The fruit of all this thinking has borne a realization: I do know what I truly want to do, what I love, what I have always wanted to do more than anything else in the world.

I do not want to study philosophy in school, or be a translator, or try to write for a living. I have never wanted to be anything other than a computer programmer.

I understand why I abandoned this dream. I saw my love bent and twisted in an environment that did not care for her, and my love was such that I was willing to live in exile rather than continue to be a part of it. It is time for the exile to return home.

This letter is to let you all know, my friends in Arizona, that I will not be returning there to become a student. I was never quite sure what I would do with those years in school. Whenever I think of working again as a programmer, however, I knew exactly how I will spend the next forty years of my life.

I am going to move to the San Francisco Bay after coming home, onto a Catalina 27 in one of the marinas on the west side. That will put me close to where the work is. I will start a company to offer my services as a programmer, and also to sell my own creations. I am not sure of the name yet, but it will relate to this quality that I love in programming, and will be creating once again through coding.

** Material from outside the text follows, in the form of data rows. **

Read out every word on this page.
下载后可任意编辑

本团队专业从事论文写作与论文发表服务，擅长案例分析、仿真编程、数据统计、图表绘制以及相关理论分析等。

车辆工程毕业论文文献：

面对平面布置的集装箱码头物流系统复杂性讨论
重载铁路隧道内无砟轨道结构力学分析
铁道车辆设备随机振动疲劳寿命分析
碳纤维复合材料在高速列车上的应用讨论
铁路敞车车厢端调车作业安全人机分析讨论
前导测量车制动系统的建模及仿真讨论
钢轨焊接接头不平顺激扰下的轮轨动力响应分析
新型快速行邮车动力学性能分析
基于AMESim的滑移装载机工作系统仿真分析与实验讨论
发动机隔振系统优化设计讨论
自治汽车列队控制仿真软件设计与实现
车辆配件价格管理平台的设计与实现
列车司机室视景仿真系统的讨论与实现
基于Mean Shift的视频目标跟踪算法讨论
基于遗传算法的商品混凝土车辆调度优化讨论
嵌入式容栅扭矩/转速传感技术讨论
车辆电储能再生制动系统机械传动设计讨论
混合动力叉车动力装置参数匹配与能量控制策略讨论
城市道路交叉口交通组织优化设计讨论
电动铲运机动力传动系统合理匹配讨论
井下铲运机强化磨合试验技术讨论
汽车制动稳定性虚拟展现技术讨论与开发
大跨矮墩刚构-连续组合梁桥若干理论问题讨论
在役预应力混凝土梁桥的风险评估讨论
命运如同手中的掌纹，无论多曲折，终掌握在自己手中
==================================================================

I will come to Tucson the first week of September to visit and say goodbye, after teaching a class at the Belmont Bahá’í School. Perhaps we could have a party, to see my friends and say goodbye, and welcome back something I have been pining for throughout everything I’ve written.

It is funny; after knowing this, everything seemed clear again. I could only sit on a bench, in joy, for several hours, knowing again my part in life. I couldn’t sleep, either; I could only think of what I wanted to do, what I wanted to see happen. I had to convince myself to remain in Europe, in case something further comes clear.

My company will serve the ideals of programming I knew from the beginning, but compromised for the sake of commercial enterprises with a different objective. I think it is the type of programming even such enterprises truly want. As I find time, I will campaign to help them understand this. Here is the web site’s front page:

Welcome to Artisan Software. We offer consulting services in the field of software development. Our logo is the hammer[^fn1]; a hammer is a well-designed, simple tool. It does its job well enough that you don’t think about the hammer – but how you will use it. This is the nature of simple things: integrity, dependability, honesty. Think back on everything in your life you found the greatest joy in using. They all had these traits in common. This is the kind of code we write and the business that we run. Please phone or e-mail to discuss estimates. Any job is considered if it can be done well.

If people click on any of the above traits, to read their definition, they will see:

In the context of something’s being simple, integrity means that it has a single overall purpose and that every element contributes to that purpose. No part of it tries to be what it is not.

Dependability means that you always know how it will behave and what it will accomplish. It never changes what it is or what it does.

Honesty means that nothing is ever hidden or obscure or false. The description fits the behavior fits the reality. Its being is one, self-consistent… simple.

This is the life I want to live, and coding is how I want to offer it to the world. I also understand that everyone wants these things, in their soul, and so I aim to teach them, to help them see this, and to find the ways to achieve it.